Perhaps one of the easiest things for anyone to do is to find all the things that are wrong in the world, or in your life and then be critical of them. If you read the paper or look at news web sites or blogs, you’ll see: terrorism, crime, poverty, economic inequality, homelessness, hunger, unimaginable cruelty, and more. And if you examine your own life, you may find: career choices you regret, relationships that went sour, a belief that you’re not attractive or wealthy or enough, and so on.
More difficult to do—but infinitely more productive and rewarding—is looking for all the things in the world or your life that are good or going right, and then being grateful for them. If it’s difficult, it’s only because we’re not used to thinking like that, and we haven’t made that type of thinking a habit. So, in this entry, I want to discuss how to cultivate an attitude of gratitude. And I’ll use my own experience as an example.
There was a time in my life when my mind automatically went to the worst case scenario, and I would stew over all the things that were going wrong and that could go wrong. This is an example of what psychologists call “all-or-nothing thinking” or “black-and-white thinking,” and it often takes the form of particularly pointed self-criticism that just sets you up for failure. Here are some examples:
- “If I don’t win this game, the season and all my practice mean nothing” (an impossible standard to live up to; you can’t and won’t win every game).
- “If I’m not perfect, I’m worthless” (inability to recognize the gray areas where most of our lives really take place).
- “You can’t be both spiritual and prosperous (limiting belief).

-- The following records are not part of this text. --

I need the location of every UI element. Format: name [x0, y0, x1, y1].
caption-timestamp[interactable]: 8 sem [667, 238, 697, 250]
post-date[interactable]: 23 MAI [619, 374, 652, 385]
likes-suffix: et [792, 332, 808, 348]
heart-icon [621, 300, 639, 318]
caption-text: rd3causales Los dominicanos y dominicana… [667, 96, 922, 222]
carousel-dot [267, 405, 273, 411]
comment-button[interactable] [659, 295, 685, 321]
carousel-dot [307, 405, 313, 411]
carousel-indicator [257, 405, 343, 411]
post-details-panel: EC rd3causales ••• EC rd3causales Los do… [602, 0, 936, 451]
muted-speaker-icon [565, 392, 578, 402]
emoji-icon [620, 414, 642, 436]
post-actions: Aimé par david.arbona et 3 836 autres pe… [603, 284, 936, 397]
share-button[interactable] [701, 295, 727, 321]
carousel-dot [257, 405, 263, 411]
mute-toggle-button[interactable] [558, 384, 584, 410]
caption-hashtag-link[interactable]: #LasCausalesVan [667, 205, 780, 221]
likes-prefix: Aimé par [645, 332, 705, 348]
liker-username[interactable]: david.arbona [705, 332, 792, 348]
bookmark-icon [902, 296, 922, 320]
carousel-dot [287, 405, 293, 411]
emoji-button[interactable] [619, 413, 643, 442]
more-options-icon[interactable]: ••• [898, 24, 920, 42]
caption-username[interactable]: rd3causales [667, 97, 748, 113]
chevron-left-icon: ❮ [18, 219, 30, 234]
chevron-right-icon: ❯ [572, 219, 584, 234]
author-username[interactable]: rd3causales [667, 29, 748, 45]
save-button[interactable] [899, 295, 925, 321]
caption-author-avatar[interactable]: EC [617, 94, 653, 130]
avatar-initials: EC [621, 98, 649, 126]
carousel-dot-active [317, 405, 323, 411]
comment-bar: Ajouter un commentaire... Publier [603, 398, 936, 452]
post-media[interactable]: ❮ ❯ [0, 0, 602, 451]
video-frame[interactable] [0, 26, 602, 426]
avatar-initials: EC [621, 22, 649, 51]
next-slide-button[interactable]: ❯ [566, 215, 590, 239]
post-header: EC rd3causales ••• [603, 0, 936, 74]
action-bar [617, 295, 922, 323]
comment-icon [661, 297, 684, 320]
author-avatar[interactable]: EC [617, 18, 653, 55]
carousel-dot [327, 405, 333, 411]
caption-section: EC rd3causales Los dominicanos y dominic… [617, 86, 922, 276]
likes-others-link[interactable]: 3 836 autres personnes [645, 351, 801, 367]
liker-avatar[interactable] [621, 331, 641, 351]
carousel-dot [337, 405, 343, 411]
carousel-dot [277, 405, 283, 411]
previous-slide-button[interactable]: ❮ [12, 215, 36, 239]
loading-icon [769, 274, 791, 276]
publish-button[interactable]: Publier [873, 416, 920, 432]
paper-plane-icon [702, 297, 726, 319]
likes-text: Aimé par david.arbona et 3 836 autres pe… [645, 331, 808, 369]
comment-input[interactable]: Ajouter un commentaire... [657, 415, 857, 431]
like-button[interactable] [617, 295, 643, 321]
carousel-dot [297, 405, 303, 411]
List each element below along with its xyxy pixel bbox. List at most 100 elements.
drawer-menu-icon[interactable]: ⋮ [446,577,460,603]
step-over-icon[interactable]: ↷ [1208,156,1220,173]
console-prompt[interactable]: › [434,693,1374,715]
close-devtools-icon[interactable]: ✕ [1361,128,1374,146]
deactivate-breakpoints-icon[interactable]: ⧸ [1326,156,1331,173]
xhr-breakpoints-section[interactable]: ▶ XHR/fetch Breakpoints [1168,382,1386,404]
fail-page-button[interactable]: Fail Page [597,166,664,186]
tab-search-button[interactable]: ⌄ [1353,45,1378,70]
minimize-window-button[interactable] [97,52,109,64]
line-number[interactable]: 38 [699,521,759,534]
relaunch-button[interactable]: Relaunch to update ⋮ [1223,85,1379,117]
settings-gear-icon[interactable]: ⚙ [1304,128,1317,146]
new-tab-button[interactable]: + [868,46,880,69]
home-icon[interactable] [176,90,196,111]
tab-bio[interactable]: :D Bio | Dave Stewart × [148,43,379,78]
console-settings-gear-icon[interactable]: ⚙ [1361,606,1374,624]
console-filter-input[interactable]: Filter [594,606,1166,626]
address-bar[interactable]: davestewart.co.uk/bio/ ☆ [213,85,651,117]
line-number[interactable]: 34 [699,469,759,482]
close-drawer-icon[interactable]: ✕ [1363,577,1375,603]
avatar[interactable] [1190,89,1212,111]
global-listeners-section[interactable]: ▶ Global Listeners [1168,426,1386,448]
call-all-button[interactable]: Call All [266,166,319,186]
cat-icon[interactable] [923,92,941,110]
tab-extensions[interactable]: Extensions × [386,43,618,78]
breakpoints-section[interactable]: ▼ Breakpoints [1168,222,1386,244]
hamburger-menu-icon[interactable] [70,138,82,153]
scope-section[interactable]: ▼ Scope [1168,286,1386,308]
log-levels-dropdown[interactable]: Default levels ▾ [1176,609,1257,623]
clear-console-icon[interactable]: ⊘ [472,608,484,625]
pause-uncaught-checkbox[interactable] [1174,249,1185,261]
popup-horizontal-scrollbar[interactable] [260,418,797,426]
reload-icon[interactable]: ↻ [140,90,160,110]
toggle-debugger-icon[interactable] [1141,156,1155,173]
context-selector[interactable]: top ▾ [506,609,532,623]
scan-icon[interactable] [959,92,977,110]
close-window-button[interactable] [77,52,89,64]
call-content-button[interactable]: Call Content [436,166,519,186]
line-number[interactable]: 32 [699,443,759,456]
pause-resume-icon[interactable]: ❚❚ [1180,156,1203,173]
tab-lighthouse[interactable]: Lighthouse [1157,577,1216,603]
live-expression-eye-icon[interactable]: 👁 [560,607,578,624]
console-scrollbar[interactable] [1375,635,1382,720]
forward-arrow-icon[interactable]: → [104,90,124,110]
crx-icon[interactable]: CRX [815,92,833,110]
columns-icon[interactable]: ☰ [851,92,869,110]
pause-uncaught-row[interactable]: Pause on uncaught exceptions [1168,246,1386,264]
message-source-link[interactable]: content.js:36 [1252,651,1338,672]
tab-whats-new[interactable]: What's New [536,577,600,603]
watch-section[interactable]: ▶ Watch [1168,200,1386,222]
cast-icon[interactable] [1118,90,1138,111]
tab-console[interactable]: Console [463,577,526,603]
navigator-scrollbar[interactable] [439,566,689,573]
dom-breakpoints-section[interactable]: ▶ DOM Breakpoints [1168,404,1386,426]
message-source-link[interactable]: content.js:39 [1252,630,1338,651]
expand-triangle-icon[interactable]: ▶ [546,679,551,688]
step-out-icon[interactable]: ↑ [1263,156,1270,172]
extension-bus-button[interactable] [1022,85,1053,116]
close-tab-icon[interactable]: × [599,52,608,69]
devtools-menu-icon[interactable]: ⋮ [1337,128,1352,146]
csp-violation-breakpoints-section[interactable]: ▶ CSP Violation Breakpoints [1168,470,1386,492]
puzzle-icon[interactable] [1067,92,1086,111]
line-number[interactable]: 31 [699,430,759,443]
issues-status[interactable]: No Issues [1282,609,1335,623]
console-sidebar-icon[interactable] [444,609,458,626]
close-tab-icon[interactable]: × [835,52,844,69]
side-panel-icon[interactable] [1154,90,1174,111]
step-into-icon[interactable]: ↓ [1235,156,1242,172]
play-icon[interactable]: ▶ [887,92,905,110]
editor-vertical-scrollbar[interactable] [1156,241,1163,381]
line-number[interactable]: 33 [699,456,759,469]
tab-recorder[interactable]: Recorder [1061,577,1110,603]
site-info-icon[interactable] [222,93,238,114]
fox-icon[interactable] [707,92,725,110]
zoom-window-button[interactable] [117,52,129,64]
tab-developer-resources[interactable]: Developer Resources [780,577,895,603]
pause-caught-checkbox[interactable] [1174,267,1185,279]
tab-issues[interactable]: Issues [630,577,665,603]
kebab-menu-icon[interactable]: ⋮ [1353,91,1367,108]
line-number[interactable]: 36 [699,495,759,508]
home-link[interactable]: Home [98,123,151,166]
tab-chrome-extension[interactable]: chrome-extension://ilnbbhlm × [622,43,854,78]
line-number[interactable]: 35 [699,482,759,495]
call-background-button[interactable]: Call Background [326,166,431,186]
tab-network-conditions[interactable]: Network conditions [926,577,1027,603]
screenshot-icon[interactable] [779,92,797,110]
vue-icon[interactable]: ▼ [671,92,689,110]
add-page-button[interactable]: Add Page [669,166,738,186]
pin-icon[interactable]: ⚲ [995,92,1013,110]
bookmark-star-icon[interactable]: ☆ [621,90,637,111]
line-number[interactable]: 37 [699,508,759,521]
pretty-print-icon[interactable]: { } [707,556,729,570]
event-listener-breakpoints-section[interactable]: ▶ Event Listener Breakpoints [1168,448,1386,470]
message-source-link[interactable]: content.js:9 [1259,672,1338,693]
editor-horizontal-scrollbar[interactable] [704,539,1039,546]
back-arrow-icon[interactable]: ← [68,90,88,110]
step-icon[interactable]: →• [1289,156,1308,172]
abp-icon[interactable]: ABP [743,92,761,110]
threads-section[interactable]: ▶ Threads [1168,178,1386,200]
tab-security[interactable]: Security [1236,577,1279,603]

Black-and-white thinking is an exceptionally unhelpful and difficult habit to break—mainly because it’s usually programmed into us by authority figures or experiences during our youth or formative years, and it happens so automatically and unconsciously. You don’t even realize that these internal dialogs are taking place.
You can also see how black-and-white thinking naturally causes you to focus on things that are wrong—or that you expect to go wrong.
With this mindset as a filter during a difficult period for me, I looked around in the world and found things that were wrong, out of place or simply negative, and used them as reinforcing evidence for my own belief that worst-case scenarios were going to happen, or that I was wrong, worthless, etc.
I was able to overcome this thinking and break the pattern, however, by forcing myself to consciously look for things that were right in my life and the world and then focusing on how grateful I was for them.
I began to actively cultivate an attitude of gratitude.
Here’s how I did it. Each time I noticed my mind starting to drift into that old negative state of thinking I would take a deep conscious breath, close my eyes, and recall 5 things in my life that I felt grateful for or made me happy. I would replay these 5 things over and over until a positive state of joy or gratitude grew inside of my body and I actually could feel my state beginning to change.
Another exercise that you can do is to create a happy journal or gratitude list. Here is how to do it!
Take the time to create a personal data base of people, opportunities or circumstances that you can or should give thanks for. Here’s just a partial list of ideas of get you started: your family, your job, where you live, your neighborhood, your friends, your health, important people who have been in your life, key milestones that were turning points in your life Write them down in great detail, as if you’re in a movie about the experience. Write it from your personal point of view, explaining what you see, hear and feel—and even smell and taste, if those are appropriate—as you live and experience them. This is called “associating” in the experience. Make it as vivid as possible.
Then, each morning, set aside some time to focus on two or three of these items and focus on each one. Fully associate into the experience once again and then say something to yourself like, “I am so grateful for _______,” and then linger in the scenario. Stay associated into it for a few minutes, and really feel grateful. You may notice a shift in your thinking or attitude. Then, move to a second and a third item on your gratitude list, if you have time and do the routine again.
What you will find, after a couple weeks of this exercise, is that your attitude will change. It may or may not be dramatic. You may this so powerful and compelling an exercise that you wake up one day just completely transformed. Or, you may find the change more gradual; one day, you simply realize that you feel differently about people or circumstances that used to bother you. Or, people around you may tell you that “something about you is different,” or “you’ve changed.”
It may be gradual, or it may be dramatic. But this exercise of gratitude will change you for the better.